Some have used 1 Timothy 3:1 to prohibit women in ministry because some translations, like the NASB read, “It is a trustworthy statement: if any man aspires to the office of overseer, it is a fine work he desires to do.” The problem in the Greek is that the word man in English does not appear in the Greek text. In the Greek, the word is tis, an indefinite pronoun. The masculine and feminine forms of this pronoun are identical, and indistinguishable as to gender apart from the context (The NIV translation is better, “If any one”).

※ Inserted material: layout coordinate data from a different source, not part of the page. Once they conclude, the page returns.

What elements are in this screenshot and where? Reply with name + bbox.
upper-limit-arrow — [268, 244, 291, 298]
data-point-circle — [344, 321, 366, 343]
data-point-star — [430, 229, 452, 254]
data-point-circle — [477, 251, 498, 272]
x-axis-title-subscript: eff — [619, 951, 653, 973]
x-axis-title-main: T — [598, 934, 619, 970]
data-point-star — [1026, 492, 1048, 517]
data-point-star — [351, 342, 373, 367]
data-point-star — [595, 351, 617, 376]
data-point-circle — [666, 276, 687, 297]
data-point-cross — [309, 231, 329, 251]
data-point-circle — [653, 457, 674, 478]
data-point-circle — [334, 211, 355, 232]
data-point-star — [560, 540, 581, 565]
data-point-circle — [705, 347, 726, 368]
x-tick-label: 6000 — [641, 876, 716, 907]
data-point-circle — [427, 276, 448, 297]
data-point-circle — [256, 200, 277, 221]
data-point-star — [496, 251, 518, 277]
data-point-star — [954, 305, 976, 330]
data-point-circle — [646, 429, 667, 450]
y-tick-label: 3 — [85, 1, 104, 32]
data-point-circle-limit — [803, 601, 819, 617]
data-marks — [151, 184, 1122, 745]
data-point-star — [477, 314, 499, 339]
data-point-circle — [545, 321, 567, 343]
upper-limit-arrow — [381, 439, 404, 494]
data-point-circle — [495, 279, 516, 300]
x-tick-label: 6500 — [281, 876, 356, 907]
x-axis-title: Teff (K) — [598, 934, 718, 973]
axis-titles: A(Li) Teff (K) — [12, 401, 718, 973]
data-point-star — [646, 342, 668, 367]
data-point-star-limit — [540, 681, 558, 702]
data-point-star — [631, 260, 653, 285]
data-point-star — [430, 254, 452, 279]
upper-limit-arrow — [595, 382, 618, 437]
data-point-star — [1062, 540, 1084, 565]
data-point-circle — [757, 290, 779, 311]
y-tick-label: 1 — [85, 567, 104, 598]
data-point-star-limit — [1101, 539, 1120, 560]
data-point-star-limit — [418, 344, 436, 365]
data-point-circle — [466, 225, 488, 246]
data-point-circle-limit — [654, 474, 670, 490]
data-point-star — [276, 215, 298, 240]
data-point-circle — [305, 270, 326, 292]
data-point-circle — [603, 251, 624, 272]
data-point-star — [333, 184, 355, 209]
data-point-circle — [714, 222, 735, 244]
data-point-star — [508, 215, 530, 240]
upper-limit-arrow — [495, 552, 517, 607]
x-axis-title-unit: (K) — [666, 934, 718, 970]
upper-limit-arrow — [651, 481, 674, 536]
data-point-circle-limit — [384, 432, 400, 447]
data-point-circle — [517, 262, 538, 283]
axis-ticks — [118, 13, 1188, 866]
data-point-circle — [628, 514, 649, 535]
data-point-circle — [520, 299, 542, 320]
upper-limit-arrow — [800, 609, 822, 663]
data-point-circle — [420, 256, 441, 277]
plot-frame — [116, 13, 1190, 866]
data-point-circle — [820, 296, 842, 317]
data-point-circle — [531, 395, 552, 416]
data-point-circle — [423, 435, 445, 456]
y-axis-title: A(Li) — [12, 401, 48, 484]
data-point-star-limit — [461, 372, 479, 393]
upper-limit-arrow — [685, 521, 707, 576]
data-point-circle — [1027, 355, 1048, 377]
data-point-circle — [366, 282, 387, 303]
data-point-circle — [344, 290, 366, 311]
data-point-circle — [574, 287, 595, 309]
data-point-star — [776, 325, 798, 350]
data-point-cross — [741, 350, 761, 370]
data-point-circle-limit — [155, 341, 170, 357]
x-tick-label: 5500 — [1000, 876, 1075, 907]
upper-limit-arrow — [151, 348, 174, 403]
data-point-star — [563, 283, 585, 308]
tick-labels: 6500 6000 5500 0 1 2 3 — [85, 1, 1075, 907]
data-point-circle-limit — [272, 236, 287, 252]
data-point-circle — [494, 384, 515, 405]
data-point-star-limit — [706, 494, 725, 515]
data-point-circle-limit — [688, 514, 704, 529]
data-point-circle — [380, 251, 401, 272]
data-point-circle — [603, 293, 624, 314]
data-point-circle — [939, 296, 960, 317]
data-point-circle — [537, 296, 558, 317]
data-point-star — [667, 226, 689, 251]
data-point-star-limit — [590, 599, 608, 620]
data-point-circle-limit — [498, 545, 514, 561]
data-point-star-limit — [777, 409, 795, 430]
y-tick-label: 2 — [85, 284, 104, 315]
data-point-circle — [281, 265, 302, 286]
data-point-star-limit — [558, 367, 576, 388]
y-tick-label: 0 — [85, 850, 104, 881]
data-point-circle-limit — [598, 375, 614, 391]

We’ve already seen that the early church was fluid and flowed naturally from the house church structure.
Although the New Testament does not directly designate a specific woman as an elder or bishop, we do find women acting in the kind of leadership functions normally associated with this office. Women exercised the authority of prophets, teachers, and apostolic coworkers. Stanley J. Grenz and Denise Muir Kjesbo write,
Paul readily spoke of women, as well as men, as his coworkers. He never cautioned his recipients to view only the men as possessing authority or being worthy of honor. Rather, his readers were to “submit to . . . everyone who joins in the work, and labors at it” (1 Corinthians 16:16).
The New Testament paints a clear picture of women’s role in ministry in the early church. It’s beyond the scope of this article to provide an in-depth study of the three controversial passages about women in ministry: 1 Corinthians 11-14, 1 Timothy 2: 8-15, and 1 Timothy 3. However, I do write about these passages in detail elsewhere.
Conclusion
We know that women were important in early house to house ministry, but they are just as important into today’s ministry. In fact, the worldwide small group movement was birthed in South Korea in the mid-1960s through female leaders. David Cho, the founding pastor of Yoido Full Gospel Church, had become utterly exhausted and was confined to a two-year bed rest. During that two year hiatus, he realized that he was acting like Moses in Exodus 18 by performing the ministry on his own. When his male elders refused to help, he asked his women deaconesses to open home groups and apply his sermons, thus launching the modern day cell group explosion. The female led small groups grew to 19,000 group, in comparison to 6,000 male led groups. Of course, Cho was only rediscovering the role that women have always played in New Testament history and more specifically in house to house ministry.
As the body of Christ at large allows women to assume their rightful place in Christian ministry, the church will more fully reap the harvest and fulfill the words of Jesus, “The harvest is plentiful but the workers are few. Ask the Lord of the harvest, therefore, to send out workers into his harvest field” (Matthew 9:37-38).